3 Best Bars in The Midlands, Ireland

Sean's Bar

Fodor's choice

In Athlone's buzzing Left Bank sector, Sean's Bar styles itself as the world's oldest pub (a claim some cynics dispute, although a framed certificate from Guinness World Records says otherwise), dating to AD 900. This date has inspired the house beer, AD 900, a pale lager brewed in County Carlow. In 2018, Sean's produced two new whiskeys specially blended for the bar: one is dedicated to Luain, the first innkeeper, and is a blend of grain and malt, while the other is a malt whiskey called Clonmacnoise, a tribute to the monks who perfected the art of distillation, and with which you can wash down a complimentary dark chocolate whiskey-infused truffle. Sawdust on the floor of this dimly lighted, low-ceiling, long, narrow bar helps give it a rustic look and soaks up spills. Framed pictures and prints line the walls alongside maps of the Shannon navigation system, and the beer garden stretches almost down to the water. There's traditional music—or on Wednesday, jazz and folk—most nights of the year.

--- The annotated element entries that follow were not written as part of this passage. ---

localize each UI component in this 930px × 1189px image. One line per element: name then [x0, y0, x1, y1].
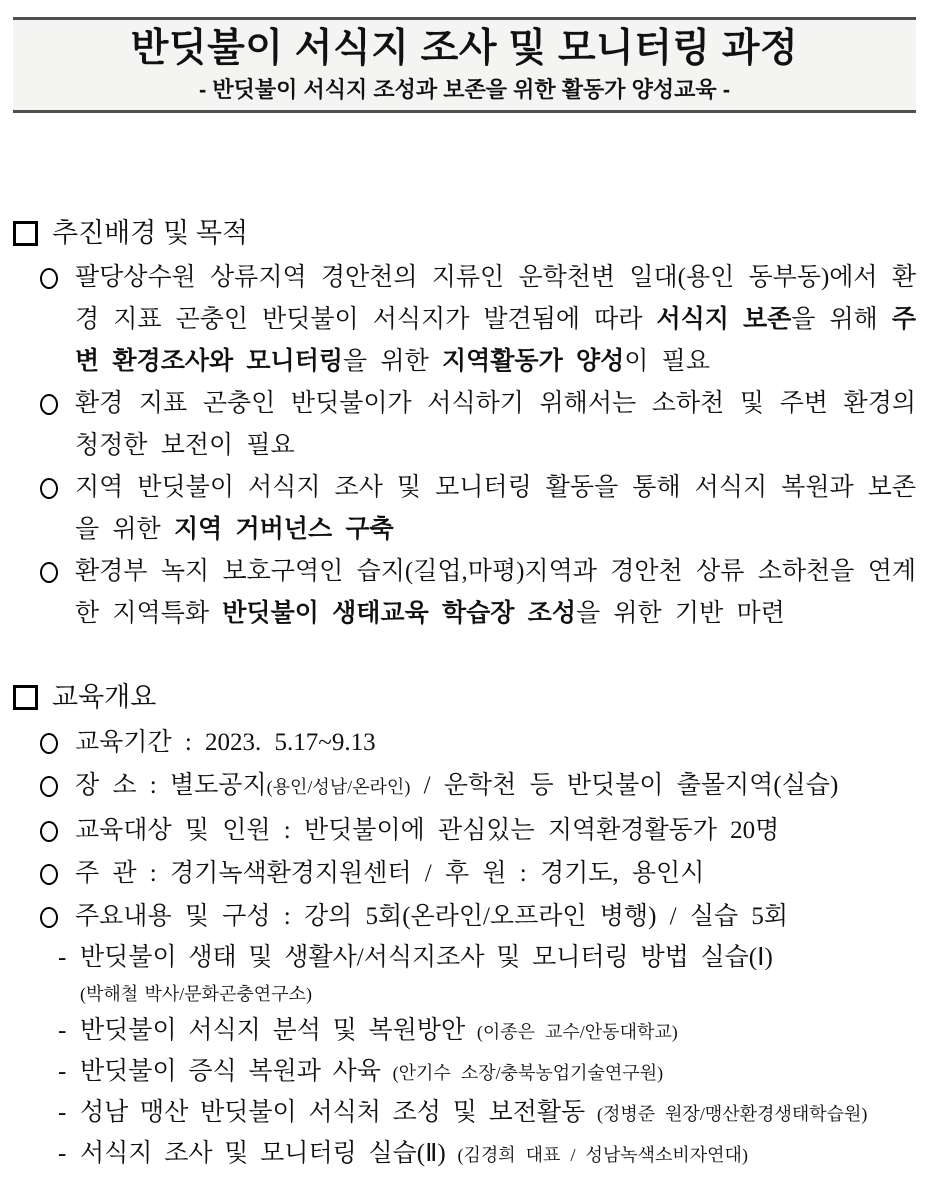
section-heading-row	[13, 213, 916, 253]
text-segment: 장 소 : 별도공지	[75, 772, 267, 799]
square-bullet-icon	[13, 221, 38, 246]
bullet-item-main-contents	[13, 895, 916, 938]
instructor-note: (안기수 소장/충북농업기술연구원)	[392, 1063, 664, 1083]
text-segment-bold: 지역 거버넌스 구축	[173, 516, 394, 543]
curriculum-item-text: 성남 맹산 반딧불이 서식처 조성 및 보전활동	[80, 1099, 586, 1126]
circle-bullet-icon	[40, 733, 58, 754]
bullet-item	[13, 383, 916, 467]
text-segment: 지역 반딧불이 서식지 조사 및 모니터링 활동을 통해 서식지 복원과 보존을 위한	[75, 474, 916, 543]
section-heading-row	[13, 677, 916, 717]
text-segment: 환경부 녹지 보호구역인 습지(길업,마평)지역과 경안천 상류 소하천을 연계한 지역특화	[75, 558, 916, 627]
bullet-item-location	[13, 764, 916, 809]
circle-bullet-icon	[40, 562, 58, 583]
curriculum-list	[13, 938, 916, 1175]
dash-icon: -	[58, 1058, 67, 1085]
page-root	[0, 17, 930, 1189]
instructor-note: (김경희 대표 / 성남녹색소비자연대)	[457, 1145, 748, 1165]
section-background-purpose	[13, 213, 916, 635]
curriculum-item	[13, 938, 916, 1011]
text-segment: 환경 지표 곤충인 반딧불이가 서식하기 위해서는 소하천 및 주변 환경의 청정한 보전이 필요	[75, 390, 916, 459]
curriculum-item-text: 반딧불이 서식지 분석 및 복원방안	[80, 1017, 466, 1044]
instructor-note: (이종은 교수/안동대학교)	[476, 1022, 678, 1042]
dash-icon: -	[58, 944, 67, 971]
text-segment-bold: 지역활동가 양성	[441, 348, 625, 375]
circle-bullet-icon	[40, 907, 58, 928]
curriculum-item-text: 서식지 조사 및 모니터링 실습(Ⅱ)	[80, 1140, 446, 1167]
document-title-banner	[13, 17, 916, 113]
instructor-note: (정병준 원장/맹산환경생태학습원)	[596, 1104, 868, 1124]
bullet-item-organizer-sponsor	[13, 852, 916, 895]
text-segment: 주요내용 및 구성 : 강의 5회(온라인/오프라인 병행) / 실습 5회	[75, 903, 789, 930]
curriculum-item	[13, 1093, 916, 1134]
section-heading: 추진배경 및 목적	[52, 218, 249, 248]
text-segment: 교육대상 및 인원 : 반딧불이에 관심있는 지역환경활동가 20명	[75, 817, 780, 844]
circle-bullet-icon	[40, 478, 58, 499]
text-segment: 이 필요	[624, 348, 710, 375]
dash-icon: -	[58, 1017, 67, 1044]
section-heading: 교육개요	[52, 682, 157, 712]
bullet-item-education-period	[13, 721, 916, 764]
bullet-item-target-headcount	[13, 809, 916, 852]
text-segment-bold: 반딧불이 생태교육 학습장 조성	[222, 600, 576, 627]
circle-bullet-icon	[40, 864, 58, 885]
text-segment: 주 관 : 경기녹색환경지원센터 / 후 원 : 경기도, 용인시	[75, 860, 705, 887]
bullet-item	[13, 551, 916, 635]
curriculum-item	[13, 1011, 916, 1052]
text-segment-bold: 서식지 보존	[656, 306, 792, 333]
instructor-note: (박해철 박사/문화곤충연구소)	[80, 984, 312, 1004]
text-segment: 을 위한	[343, 348, 442, 375]
curriculum-item-text: 반딧불이 생태 및 생활사/서식지조사 및 모니터링 방법 실습(Ⅰ)	[80, 944, 773, 971]
curriculum-item	[13, 1134, 916, 1175]
dash-icon: -	[58, 1140, 67, 1167]
circle-bullet-icon	[40, 821, 58, 842]
text-segment: 팔당상수원 상류지역 경안천의 지류인 운학천변 일대(용인 동부동)에서 환경 지표 곤충인 반딧불이 서식지가 발견됨에 따라	[75, 264, 916, 333]
document-subtitle: - 반딧불이 서식지 조성과 보존을 위한 활동가 양성교육 -	[198, 77, 731, 102]
curriculum-item-text: 반딧불이 증식 복원과 사육	[80, 1058, 381, 1085]
circle-bullet-icon	[40, 268, 58, 289]
square-bullet-icon	[13, 685, 38, 710]
document-body	[0, 213, 930, 1175]
dash-icon: -	[58, 1099, 67, 1126]
text-segment: 을 위한 기반 마련	[575, 600, 785, 627]
bullet-item	[13, 257, 916, 383]
text-segment: / 운학천 등 반딧불이 출몰지역(실습)	[410, 772, 839, 799]
section-education-overview	[13, 677, 916, 1175]
text-segment: 을 위해	[791, 306, 892, 333]
bullet-item	[13, 467, 916, 551]
text-segment-bold: 주변 환경조사와 모니터링	[75, 306, 916, 375]
text-segment: 교육기간 : 2023. 5.17~9.13	[75, 729, 376, 756]
document-title: 반딧불이 서식지 조사 및 모니터링 과정	[130, 27, 799, 70]
text-segment-small: (용인/성남/온라인)	[266, 777, 411, 797]
circle-bullet-icon	[40, 394, 58, 415]
curriculum-item	[13, 1052, 916, 1093]
circle-bullet-icon	[40, 776, 58, 797]
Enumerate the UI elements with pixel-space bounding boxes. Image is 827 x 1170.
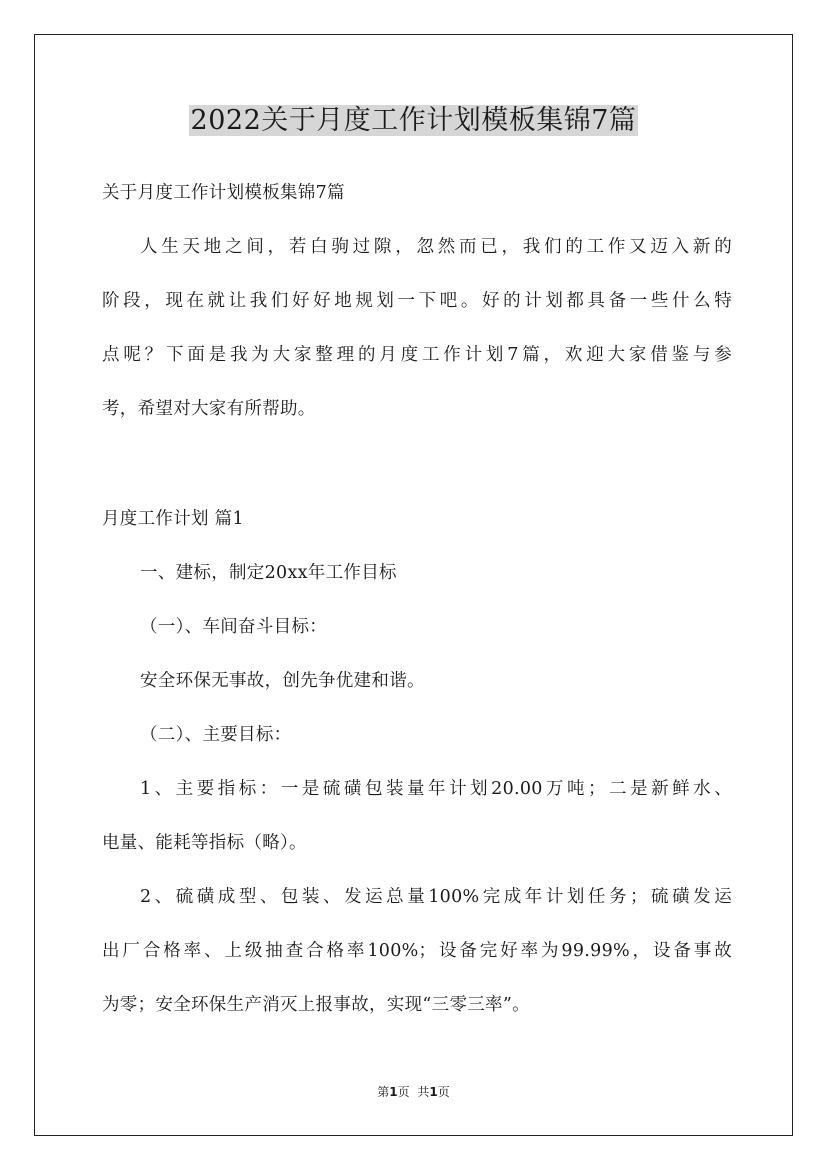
point-1-line-2: 电量、能耗等指标（略）。 [102,833,307,853]
page-footer [0,1084,827,1100]
item-1-1-text: 安全环保无事故，创先争优建和谐。 [140,671,425,691]
point-2-line-3: 为零；安全环保生产消灭上报事故，实现“三零三率”。 [102,995,530,1015]
item-1-heading: 一、建标，制定20xx年工作目标 [140,563,397,583]
footer-total-prefix: 共 [417,1085,430,1099]
intro-line-1: 人生天地之间，若白驹过隙，忽然而已，我们的工作又迈入新的 [140,237,732,257]
intro-line-4: 考，希望对大家有所帮助。 [102,399,316,419]
item-1-1-heading: （一）、车间奋斗目标： [140,617,328,637]
footer-page-number: 1 [389,1085,398,1099]
section-heading: 月度工作计划 篇1 [102,509,244,529]
document-subtitle: 关于月度工作计划模板集锦7篇 [102,183,345,203]
footer-page-label: 页 [397,1085,410,1099]
document-title [0,101,827,141]
intro-line-2: 阶段，现在就让我们好好地规划一下吧。好的计划都具备一些什么特 [102,291,732,311]
point-2-line-1: 2、硫磺成型、包装、发运总量100%完成年计划任务；硫磺发运 [140,887,732,907]
footer-total-pages: 1 [429,1085,438,1099]
document-title-text: 2022关于月度工作计划模板集锦7篇 [190,105,637,136]
item-1-2-heading: （二）、主要目标： [140,725,292,745]
point-2-line-2: 出厂合格率、上级抽查合格率100%；设备完好率为99.99%，设备事故 [102,941,732,961]
footer-total-label: 页 [437,1085,450,1099]
intro-line-3: 点呢？下面是我为大家整理的月度工作计划7篇，欢迎大家借鉴与参 [102,345,732,365]
footer-page-prefix: 第 [377,1085,390,1099]
point-1-line-1: 1、主要指标：一是硫磺包装量年计划20.00万吨；二是新鲜水、 [140,779,732,799]
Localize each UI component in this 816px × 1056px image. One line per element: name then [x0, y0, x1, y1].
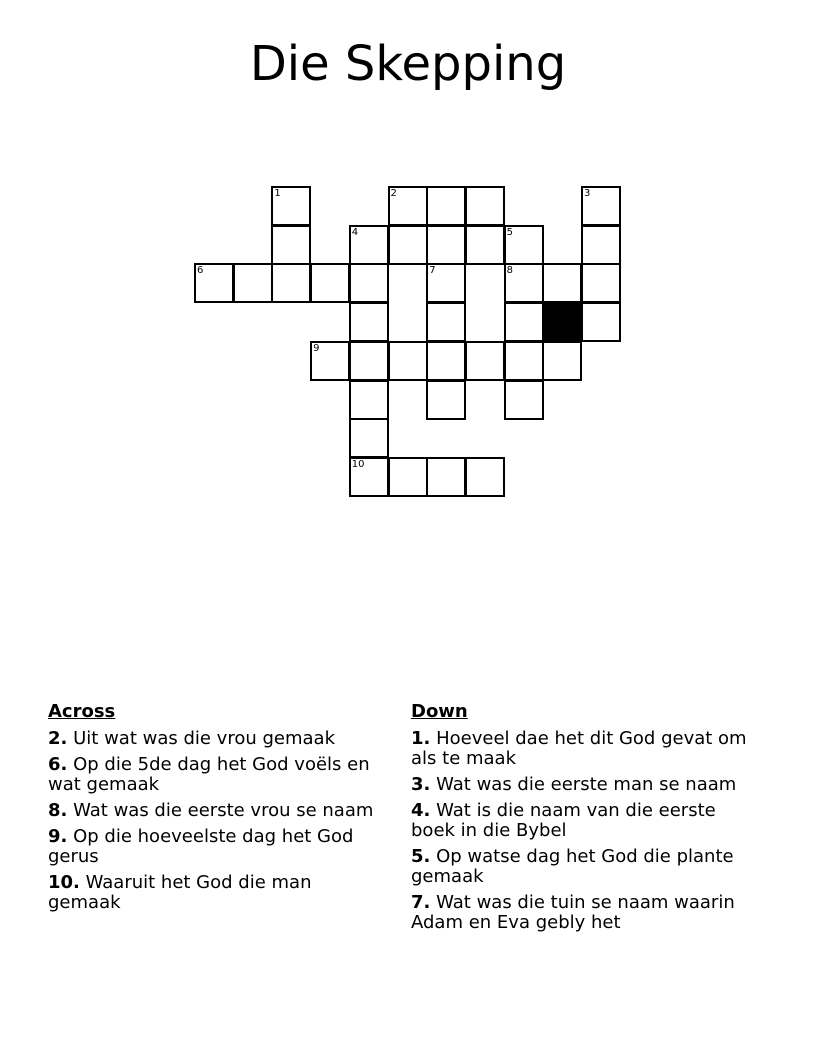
- clue-text: Wat is die naam van die eerste boek in die Bybel: [411, 800, 716, 841]
- across-clue-6: [48, 755, 388, 795]
- grid-cell[interactable]: [581, 302, 621, 342]
- across-clue-9: [48, 827, 388, 867]
- grid-cell[interactable]: [310, 341, 350, 381]
- down-clues: [411, 702, 751, 939]
- grid-cell[interactable]: [426, 380, 466, 420]
- grid-cell[interactable]: [465, 341, 505, 381]
- grid-cell[interactable]: [504, 380, 544, 420]
- grid-cell[interactable]: [271, 263, 311, 303]
- down-clue-5: [411, 847, 751, 887]
- across-clue-8: [48, 801, 388, 821]
- clue-text: Op watse dag het God die plante gemaak: [411, 846, 734, 887]
- clue-text: Wat was die eerste man se naam: [436, 774, 737, 795]
- grid-cell[interactable]: [465, 186, 505, 226]
- grid-cell[interactable]: [388, 225, 428, 265]
- grid-cell[interactable]: [349, 263, 389, 303]
- clue-number: 4.: [411, 800, 431, 821]
- cell-number: 2: [390, 188, 397, 199]
- down-heading: Down: [411, 701, 468, 722]
- clue-number: 1.: [411, 728, 431, 749]
- grid-cell[interactable]: [504, 341, 544, 381]
- clue-number: 8.: [48, 800, 68, 821]
- cell-number: 6: [197, 265, 204, 277]
- clue-number: 10.: [48, 872, 80, 893]
- clue-text: Waaruit het God die man gemaak: [48, 872, 312, 913]
- grid-cell[interactable]: [465, 225, 505, 265]
- grid-cell[interactable]: [426, 263, 466, 303]
- clue-text: Uit wat was die vrou gemaak: [73, 728, 335, 749]
- down-clue-1: [411, 729, 751, 769]
- clue-number: 5.: [411, 846, 431, 867]
- grid-cell[interactable]: [271, 225, 311, 265]
- clue-number: 2.: [48, 728, 68, 749]
- clue-text: Wat was die tuin se naam waarin Adam en Eva gebly het: [411, 892, 735, 933]
- grid-cell[interactable]: [504, 263, 544, 303]
- grid-cell[interactable]: [426, 302, 466, 342]
- grid-cell[interactable]: [271, 186, 311, 226]
- grid-cell[interactable]: [542, 263, 582, 303]
- cell-number: 3: [584, 188, 591, 199]
- grid-cell[interactable]: [349, 380, 389, 420]
- grid-cell[interactable]: [349, 341, 389, 381]
- grid-cell[interactable]: [349, 302, 389, 342]
- grid-cell[interactable]: [194, 263, 234, 303]
- grid-cell[interactable]: [388, 457, 428, 497]
- grid-cell[interactable]: [581, 186, 621, 226]
- down-clue-3: [411, 775, 751, 795]
- across-heading: Across: [48, 701, 116, 722]
- grid-cell[interactable]: [388, 341, 428, 381]
- down-clue-4: [411, 801, 751, 841]
- clue-text: Op die 5de dag het God voëls en wat gemaak: [48, 754, 370, 795]
- grid-cell[interactable]: [388, 186, 428, 226]
- grid-cell[interactable]: [581, 225, 621, 265]
- grid-cell[interactable]: [310, 263, 350, 303]
- grid-cell[interactable]: [581, 263, 621, 303]
- down-clue-7: [411, 893, 751, 933]
- black-cell: [542, 302, 582, 342]
- crossword-grid: [0, 0, 816, 520]
- across-clue-2: [48, 729, 388, 749]
- grid-cell[interactable]: [426, 457, 466, 497]
- grid-cell[interactable]: [542, 341, 582, 381]
- clue-number: 6.: [48, 754, 68, 775]
- grid-cell[interactable]: [465, 457, 505, 497]
- cell-number: 4: [351, 226, 359, 238]
- grid-cell[interactable]: [349, 225, 389, 265]
- clue-text: Wat was die eerste vrou se naam: [73, 800, 374, 821]
- across-clue-10: [48, 873, 388, 913]
- grid-cell[interactable]: [426, 186, 466, 226]
- cell-number: 8: [506, 265, 513, 277]
- clue-text: Op die hoeveelste dag het God gerus: [48, 826, 354, 867]
- cell-number: 9: [313, 342, 320, 354]
- grid-cell[interactable]: [504, 225, 544, 265]
- grid-cell[interactable]: [426, 341, 466, 381]
- grid-cell[interactable]: [233, 263, 273, 303]
- page-title: Die Skepping: [249, 36, 567, 92]
- clue-number: 9.: [48, 826, 68, 847]
- grid-cell[interactable]: [349, 418, 389, 458]
- cell-number: 5: [506, 226, 513, 238]
- cell-number: 1: [274, 188, 281, 199]
- grid-cell[interactable]: [504, 302, 544, 342]
- cell-number: 7: [429, 265, 436, 277]
- clue-number: 7.: [411, 892, 431, 913]
- cell-number: 10: [351, 458, 365, 470]
- clue-text: Hoeveel dae het dit God gevat om als te maak: [411, 728, 747, 769]
- clue-number: 3.: [411, 774, 431, 795]
- grid-cell[interactable]: [349, 457, 389, 497]
- grid-cell[interactable]: [426, 225, 466, 265]
- across-clues: [48, 702, 388, 919]
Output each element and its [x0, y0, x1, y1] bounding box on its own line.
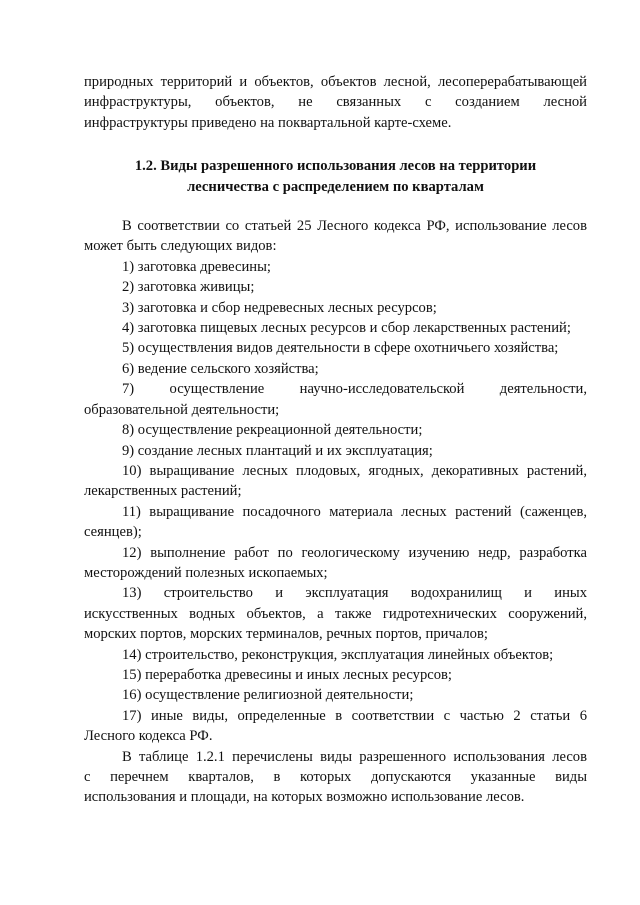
closing-paragraph: [84, 747, 587, 808]
section-heading-line-1: 1.2. Виды разрешенного использования лесов на территории: [134, 158, 537, 175]
list-item-line: 7) осуществление научно-исследовательской деятельности,: [122, 381, 587, 398]
list-item: [84, 502, 587, 543]
list-item-line: сеянцев);: [84, 524, 142, 541]
list-item: [84, 665, 587, 685]
list-item-line: 2) заготовка живицы;: [122, 279, 255, 296]
usage-list: [84, 257, 587, 747]
section-heading: [84, 156, 587, 197]
list-item-line: месторождений полезных ископаемых;: [84, 564, 328, 581]
list-item-line: искусственных водных объектов, а также гидротехнических сооружений,: [84, 605, 587, 622]
list-item: [84, 277, 587, 297]
intro-line-2: инфраструктуры, объектов, не связанных с созданием лесной: [84, 94, 587, 111]
list-item-line: 13) строительство и эксплуатация водохранилищ и иных: [122, 585, 587, 602]
list-item-line: 9) создание лесных плантаций и их эксплуатация;: [122, 442, 433, 459]
list-item: [84, 685, 587, 705]
list-item-line: 6) ведение сельского хозяйства;: [122, 360, 319, 377]
list-item: [84, 441, 587, 461]
list-item: [84, 543, 587, 584]
list-item-line: 14) строительство, реконструкция, эксплуатация линейных объектов;: [122, 646, 554, 663]
document-page: [84, 72, 587, 808]
list-item: [84, 461, 587, 502]
lead-paragraph: [84, 216, 587, 257]
closing-line-2: с перечнем кварталов, в которых допускаются указанные виды: [84, 769, 587, 785]
intro-line-1: природных территорий и объектов, объектов лесной, лесоперерабатывающей: [84, 74, 587, 90]
section-heading-line-2: лесничества с распределением по кварталам: [187, 178, 484, 195]
intro-line-3: инфраструктуры приведено на поквартальной карте-схеме.: [84, 114, 452, 131]
list-item-line: лекарственных растений;: [84, 483, 242, 500]
list-item-line: 3) заготовка и сбор недревесных лесных ресурсов;: [122, 299, 437, 316]
lead-line-1: В соответствии со статьей 25 Лесного кодекса РФ, использование лесов: [122, 218, 587, 235]
list-item-line: Лесного кодекса РФ.: [84, 728, 213, 745]
lead-line-2: может быть следующих видов:: [84, 238, 277, 255]
list-item-line: 12) выполнение работ по геологическому изучению недр, разработка: [122, 544, 587, 561]
list-item: [84, 645, 587, 665]
list-item-line: 5) осуществления видов деятельности в сфере охотничьего хозяйства;: [122, 340, 559, 357]
intro-paragraph: [84, 72, 587, 133]
list-item-line: 4) заготовка пищевых лесных ресурсов и сбор лекарственных растений;: [122, 320, 571, 337]
closing-line-3: использования и площади, на которых возможно использование лесов.: [84, 789, 525, 806]
list-item: [84, 318, 587, 338]
list-item-line: морских портов, морских терминалов, речных портов, причалов;: [84, 626, 488, 643]
list-item: [84, 338, 587, 358]
list-item: [84, 298, 587, 318]
list-item-line: образовательной деятельности;: [84, 401, 280, 418]
closing-line-1: В таблице 1.2.1 перечислены виды разрешенного использования лесов: [122, 748, 587, 765]
list-item-line: 10) выращивание лесных плодовых, ягодных, декоративных растений,: [122, 462, 587, 479]
list-item: [84, 420, 587, 440]
list-item: [84, 583, 587, 644]
list-item: [84, 379, 587, 420]
list-item-line: 16) осуществление религиозной деятельности;: [122, 687, 414, 704]
list-item: [84, 257, 587, 277]
list-item: [84, 706, 587, 747]
list-item-line: 1) заготовка древесины;: [122, 258, 271, 275]
list-item-line: 11) выращивание посадочного материала лесных растений (саженцев,: [122, 503, 587, 520]
list-item-line: 17) иные виды, определенные в соответствии с частью 2 статьи 6: [122, 707, 587, 724]
list-item: [84, 359, 587, 379]
list-item-line: 15) переработка древесины и иных лесных ресурсов;: [122, 666, 452, 683]
list-item-line: 8) осуществление рекреационной деятельности;: [122, 422, 423, 439]
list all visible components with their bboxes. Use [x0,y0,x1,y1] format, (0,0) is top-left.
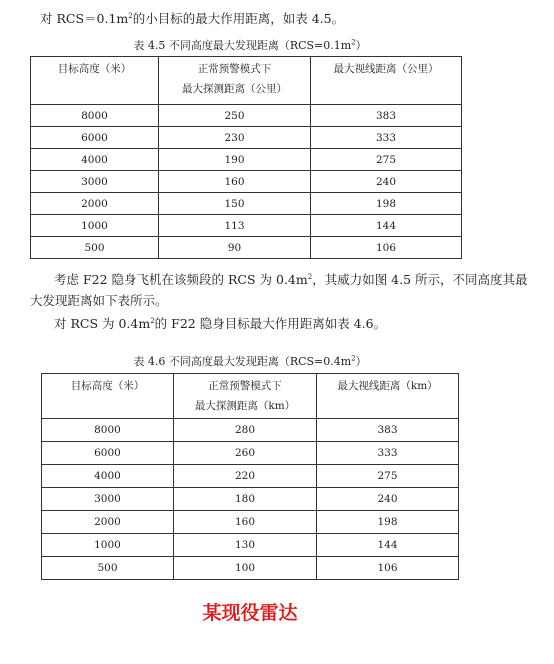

Note the slight tilting of the floor; this was an early medieval feat of engineering---when the Shannon River's water rose and spilled into town, it would flow in one door and out the other.

J. J. Hough's

Travelers love Hough's, where on spring and summer nights there's usually a sing-along around the German piano. Try the cocktails or the house special, Shakalaka Boom, a mix of Irish whiskey and Bailey's cream liqueur. Note the walls decorated with business cards, testifying to the pub's popularity the world over. Side rooms lead to a beer garden with wooden chairs and tables. You can also join in card games with the locals, and there's generally traditional music on Saturday night and most nights between April and October. The owner, Mick Hough, has been known to launch into song himself on occasion. If you're feeling peckish, 10 different styles of pizza are served from lunchtime to closing time.

Main St., Banagher, Ireland

Ramsbottom's Bar

For a glimpse of old Ireland, call into Ramsbottom’s in Lower Main Street where a log fire burns brightly beside comfy settees. It started out in the 1870s selling animal feed and importing the finest teas, wines, and brandies, but this former grocery-cum-bar now sells only alcohol, although reminders of its past are all around. The original bacon-slicing machine from the grocery shop is on display; walls are adorned with sepia-tinted photographs, whiskey and cigarette signs, and record sleeves featuring John McCormack and Bing Crosby, and banknotes from around the world are pinned to the bar. For €2, you can select your own five tunes from the jukebox, sit back, and enjoy a flawless pint.